Combined experimental and theoretical approach to improve measurement accuracy of temperature-dependent reflectance of copper for near-infrared lasers

Abstract

AbstractThe low process stability of laser welding of copper with near-infrared lasers requires precise input data for process control and meaningful simulations. But meanwhile, available datasets of temperature-dependent reflectance or absorptance for near-infrared lasers on copper do not show good agreement between the different sources and often do not include the fusion process, which is of crucial importance for realistic laser welding simulations. Additionally, most of the datasets are only calculated. Therefore, in a previous study, temperature-dependent reflectance measurements were performed on electro tough-pitch copper using a near-infrared laser. The measurements revealed a reflectance drift, which was induced by the setup behavior during heating, and the time-dependence of chemical reactions like the redox-reaction as possible error sources.

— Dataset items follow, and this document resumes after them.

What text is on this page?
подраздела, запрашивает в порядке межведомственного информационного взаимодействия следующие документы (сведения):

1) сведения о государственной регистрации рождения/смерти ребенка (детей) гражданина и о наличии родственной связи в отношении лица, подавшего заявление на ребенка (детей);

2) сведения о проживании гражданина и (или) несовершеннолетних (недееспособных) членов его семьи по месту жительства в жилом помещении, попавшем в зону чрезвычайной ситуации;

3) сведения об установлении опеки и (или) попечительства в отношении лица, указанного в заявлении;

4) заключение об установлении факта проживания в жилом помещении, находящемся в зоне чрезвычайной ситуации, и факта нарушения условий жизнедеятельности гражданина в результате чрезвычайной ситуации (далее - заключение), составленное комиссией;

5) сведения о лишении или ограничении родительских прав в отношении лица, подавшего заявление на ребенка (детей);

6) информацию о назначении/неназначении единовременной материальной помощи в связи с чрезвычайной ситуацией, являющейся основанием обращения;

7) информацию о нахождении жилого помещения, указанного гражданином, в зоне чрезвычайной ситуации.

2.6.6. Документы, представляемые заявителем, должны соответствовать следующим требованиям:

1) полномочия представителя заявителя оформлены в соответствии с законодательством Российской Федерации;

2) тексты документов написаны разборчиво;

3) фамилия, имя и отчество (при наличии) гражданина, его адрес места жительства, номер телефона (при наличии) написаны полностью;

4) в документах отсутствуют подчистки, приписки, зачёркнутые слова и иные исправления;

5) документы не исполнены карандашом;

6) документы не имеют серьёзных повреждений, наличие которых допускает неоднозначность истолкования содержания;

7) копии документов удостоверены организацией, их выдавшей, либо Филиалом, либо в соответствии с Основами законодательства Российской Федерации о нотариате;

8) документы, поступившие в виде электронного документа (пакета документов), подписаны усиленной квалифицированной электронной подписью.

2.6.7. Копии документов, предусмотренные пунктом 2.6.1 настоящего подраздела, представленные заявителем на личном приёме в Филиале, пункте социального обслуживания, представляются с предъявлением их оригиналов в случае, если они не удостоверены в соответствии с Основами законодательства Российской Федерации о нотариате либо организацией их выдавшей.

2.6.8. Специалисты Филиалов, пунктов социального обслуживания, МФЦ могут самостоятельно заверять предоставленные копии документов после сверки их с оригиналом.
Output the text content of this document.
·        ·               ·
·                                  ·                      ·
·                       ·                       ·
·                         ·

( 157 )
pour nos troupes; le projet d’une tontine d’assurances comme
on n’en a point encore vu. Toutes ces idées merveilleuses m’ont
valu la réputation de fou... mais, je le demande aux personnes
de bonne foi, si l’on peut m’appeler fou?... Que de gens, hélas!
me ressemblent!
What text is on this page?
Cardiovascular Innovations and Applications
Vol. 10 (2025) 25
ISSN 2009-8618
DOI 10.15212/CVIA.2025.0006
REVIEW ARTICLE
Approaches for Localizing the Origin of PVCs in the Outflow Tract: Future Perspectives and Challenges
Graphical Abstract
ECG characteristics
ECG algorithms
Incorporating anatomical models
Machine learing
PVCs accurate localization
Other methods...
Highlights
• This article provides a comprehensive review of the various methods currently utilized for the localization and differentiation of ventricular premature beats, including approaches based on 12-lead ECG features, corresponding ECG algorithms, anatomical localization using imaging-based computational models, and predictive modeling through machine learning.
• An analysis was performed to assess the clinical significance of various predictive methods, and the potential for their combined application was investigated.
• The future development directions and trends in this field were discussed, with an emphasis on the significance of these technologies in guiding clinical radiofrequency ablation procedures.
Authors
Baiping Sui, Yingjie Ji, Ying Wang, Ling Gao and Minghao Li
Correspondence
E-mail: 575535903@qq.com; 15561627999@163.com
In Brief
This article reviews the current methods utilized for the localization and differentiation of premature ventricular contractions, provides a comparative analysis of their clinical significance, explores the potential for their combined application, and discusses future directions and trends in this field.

In this study, experiments on laser melting as the fundamental process of laser welding were performed, together with corresponding simulations using the measured reflectance values for oxide-reduced and for untreated copper from the previous study. Then, the simulations were compared with the experiments to estimate the accuracy of the reflectance measurements. To provide context, the same simulations were also conducted using reflectance datasets from other authors. In a second step, the reflectance data were corrected with respect to the reflectance drift and the effects of redox reactions were adapted to the conditions of the laser melting experiments. Using the resulting reflectance curves, an improved agreement of simulation results and the experiments was achieved over a range of different test cases, without the necessity of correction factors in the simulation model.